Seçimlerde Erdoğan'ı destekleyen partiden 28 Şubat açıklaması: Darbeci bürokratlar ise taltif üzerine taltifle görevlerini sürdürmektedir
Cumhurbaşkanlığı seçiminde Erdoğan'ı destekleyen HÜDA-PAR, 28 Şubat üzerinden AKP'yi hedef aldı. HÜDA-PAR'ın açıklamasında "Darbeci bürokratlar ise taltif üzerine taltifle görevlerini sürdürmektedir" ifadeleri yer aldı.
2018’de gerçekleşen son Cumhurbaşkanlığı seçiminde, Recep Tayyip Erdoğan’ı destekleyen, İslamcı kimliğiyle bilinen HÜDA-PAR, haftalık değerlendirme raporunu açıkladı.
Raporda, 28 Şubat sürecinin devam ettiği belirtilerek isim verilmeden AKP hükümeti hedef alındı.
“DARBECİ BÜROKRATLAR İSE TALTİF ÜZERİNE TALTİFLE GÖREVLERİNİ SÜRDÜRMEKTEDİR”
HÜDA-PAR’ın raporunda “28 Şubat postmodern darbesi, üzerinden geçen 25 yıla rağmen etkisini yitirmemiş, zihin kodları üzerinde bıraktığı izler devam edegelmiştir” denildi ve şu ifadeler kullanıldı:
“Toplumun dinî, ahlakî ve kültürel yapısına savaş açan darbe bütün gerçekliğiyle anlaşılamamış, bürokrasi, medya, akademi, iş dünyası ve daha pek çok kesimdeki darbe destekçilerinden hakkıyla hesap sorulmamıştır. Halen darbenin mağdurları cezaevinde aklanmayı beklemekte, mesleklerinden ihraç edilenler ise özlük haklarına kavuşmayı ummaktadır.
Darbeci bürokratlar ise taltif üzerine taltifle görevlerini sürdürmektedir. Kamuda başörtülü eğitim ve çalışma hakkı yasal bir güvenceye kavuşmamış adeta pamuk ipliğine bağlanmıştır. 28 Şubat’ın istihbari zihin kodları kullanılmaya ve insanlar aynı yöntemle fişlenmeye devam etmektedir. 28 Şubat failleri ile hesaplaşılmadığı ve darbecilik geleneğine karşı yasal ve anayasal önlemler alınmadığı için 15 Temmuz kalkışması meydana gelmiştir.”

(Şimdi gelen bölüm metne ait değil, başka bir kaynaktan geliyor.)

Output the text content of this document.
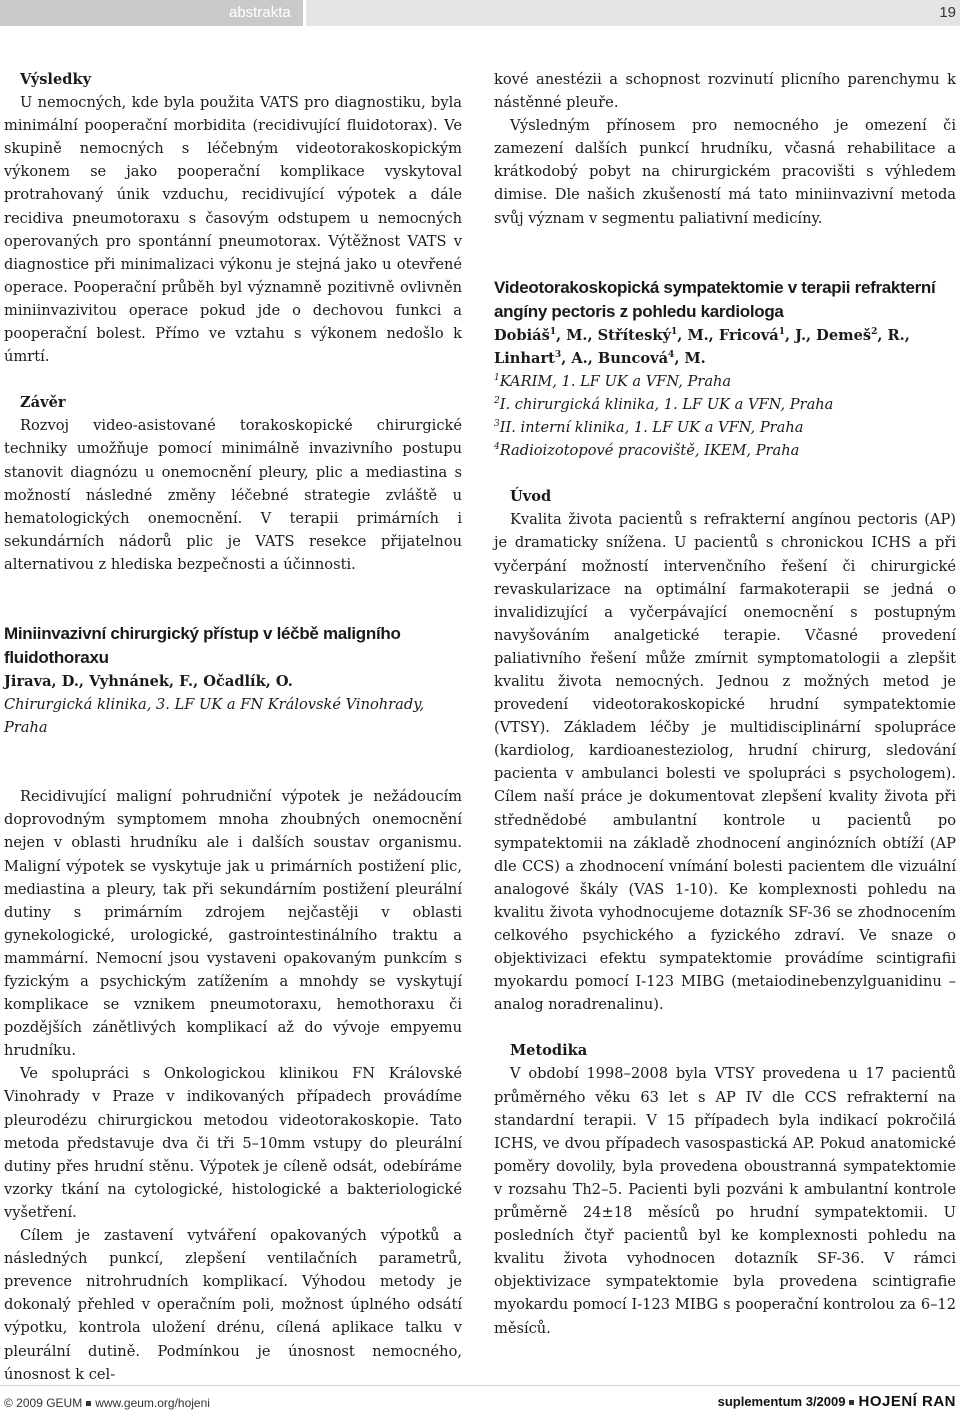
abstrakta	19
Výsledky

U nemocných, kde byla použita VATS pro diagnostiku, byla minimální pooperační morbidita (recidivující fluidotorax). Ve skupině nemocných s léčebným videotorakoskopickým výkonem se jako pooperační komplikace vyskytoval protrahovaný únik vzduchu, recidivující výpotek a dále recidiva pneumotoraxu s časovým odstupem u nemocných operovaných pro spontánní pneumotorax. Výtěžnost VATS v diagnostice při minimalizaci výkonu je stejná jako u otevřené operace. Pooperační průběh byl významně pozitivně ovlivněn miniinvazivitou operace pokud jde o dechovou funkci a pooperační bolest. Přímo ve vztahu s výkonem nedošlo k úmrtí.

Závěr

Rozvoj video-asistované torakoskopické chirurgické techniky umožňuje pomocí minimálně invazivního postupu stanovit diagnózu u onemocnění pleury, plic a mediastina s možností následné změny léčebné strategie zvláště u hematologických onemocnění. V terapii primárních i sekundárních nádorů plic je VATS resekce přijatelnou alternativou z hlediska bezpečnosti a účinnosti.

Miniinvazivní chirurgický přístup v léčbě maligního fluidothoraxu
Jirava, D., Vyhnánek, F., Očadlík, O.
Chirurgická klinika, 3. LF UK a FN Královské Vinohrady, Praha

Recidivující maligní pohrudniční výpotek je nežádoucím doprovodným symptomem mnoha zhoubných onemocnění nejen v oblasti hrudníku ale i dalších soustav organismu. Maligní výpotek se vyskytuje jak u primárních postižení plic, mediastina a pleury, tak při sekundárním postižení pleurální dutiny s primárním zdrojem nejčastěji v oblasti gynekologické, urologické, gastrointestinálního traktu a mammární. Nemocní jsou vystaveni opakovaným punkcím s fyzickým a psychickým zatížením a mnohdy se vyskytují komplikace se vznikem pneumotoraxu, hemothoraxu či pozdějších zánětlivých komplikací až do vývoje empyemu hrudníku.

Ve spolupráci s Onkologickou klinikou FN Královské Vinohrady v Praze v indikovaných případech provádíme pleurodézu chirurgickou metodou videotorakoskopie. Tato metoda představuje dva či tři 5–10mm vstupy do pleurální dutiny přes hrudní stěnu. Výpotek je cíleně odsát, odebíráme vzorky tkání na cytologické, histologické a bakteriologické vyšetření.

Cílem je zastavení vytváření opakovaných výpotků a následných punkcí, zlepšení ventilačních parametrů, prevence nitrohrudních komplikací. Výhodou metody je dokonalý přehled v operačním poli, možnost úplného odsátí výpotku, kontrola uložení drénu, cílená aplikace talku v pleurální dutině. Podmínkou je únosnost nemocného, únosnost k cel-

kové anestézii a schopnost rozvinutí plicního parenchymu k nástěnné pleuře.

Výsledným přínosem pro nemocného je omezení či zamezení dalších punkcí hrudníku, včasná rehabilitace a krátkodobý pobyt na chirurgickém pracovišti s výhledem dimise. Dle našich zkušeností má tato miniinvazivní metoda svůj význam v segmentu paliativní medicíny.

Videotorakoskopická sympatektomie v terapii refrakterní angíny pectoris z pohledu kardiologa
Dobiáš$^1$, M., Stříteský$^1$, M., Fricová$^1$, J., Demeš$^2$, R., Linhart$^3$, A., Buncová$^4$, M.
$^1$KARIM, 1. LF UK a VFN, Praha
$^2$I. chirurgická klinika, 1. LF UK a VFN, Praha
$^3$II. interní klinika, 1. LF UK a VFN, Praha
$^4$Radioizotopové pracoviště, IKEM, Praha
Úvod

Kvalita života pacientů s refrakterní angínou pectoris (AP) je dramaticky snížena. U pacientů s chronickou ICHS a při vyčerpání možností intervenčního řešení či chirurgické revaskularizace na optimální farmakoterapii se jedná o invalidizující a vyčerpávající onemocnění s postupným navyšováním analgetické terapie. Včasné provedení paliativního řešení může zmírnit symptomatologii a zlepšit kvalitu života nemocných. Jednou z možných metod je provedení videotorakoskopické hrudní sympatektomie (VTSY). Základem léčby je multidisciplinární spolupráce (kardiolog, kardioanesteziolog, hrudní chirurg, sledování pacienta v ambulanci bolesti ve spolupráci s psychologem). Cílem naší práce je dokumentovat zlepšení kvality života při střednědobé ambulantní kontrole u pacientů po sympatektomii na základě zhodnocení anginózních obtíží (AP dle CCS) a zhodnocení vnímání bolesti pacientem dle vizuální analogové škály (VAS 1-10). Ke komplexnosti pohledu na kvalitu života vyhodnocujeme dotazník SF-36 se zhodnocením celkového psychického a fyzického zdraví. Ve snaze o objektivizaci efektu sympatektomie provádíme scintigrafii myokardu pomocí I-123 MIBG (metaiodinebenzylguanidinu – analog noradrenalinu).

Metodika

V období 1998–2008 byla VTSY provedena u 17 pacientů průměrného věku 63 let s AP IV dle CCS refrakterní na standardní terapii. V 15 případech byla indikací pokročilá ICHS, ve dvou případech vasospastická AP. Pokud anatomické poměry dovolily, byla provedena oboustranná sympatektomie v rozsahu Th2–5. Pacienti byli pozváni k ambulantní kontrole průměrně 24±18 měsíců po hrudní sympatektomii. U posledních čtyř pacientů byl ke komplexnosti pohledu na kvalitu života vyhodnocen dotazník SF-36. V rámci objektivizace sympatektomie byla provedena scintigrafie myokardu pomocí I-123 MIBG s pooperační kontrolou za 6–12 měsíců.

© 2009 GEUM www.geum.org/hojeni	suplementum 3/2009 HOJENÍ RAN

“STATÜKOCU ZİHNİYETİN TOPLUM İLE BARIŞMAMAKTA ISRAR ETMESİNİN BİR SONUCUDUR”
Raporda ayrıca şunlar yer aldı:
“Anayasal devlet nizamını ortadan kaldırmayı hedefleyen darbecilik anlayışının devam etmesi, statükocu zihniyetin toplum ile barışmamakta ısrar etmesinin bir sonucudur. Darbe kültürünün önüne geçmek için devletin her şeyden önce kendi toplumunun değerleri ile barışması, özüne ve inanç değerlerine bağlı vatandaşlarını tehdit olarak görmekten vazgeçmesi ile mümkündür.
Bu anlamda yasal ve anayasal düzenlemeler ivedilikle tamamlanmalı, toplumumuzun tarihi, kültürü ve inancıyla uyumlu sivil bir anayasa yapılmalıdır. Aksi halde bu kısır döngü devam edip duracaktır. Bu vesile ile 28 Şubat postmodern darbesini şiddetle kınıyor, sebep olduğu bütün mağduriyetlerin giderilmesi çağrımızı tekrarlıyoruz.”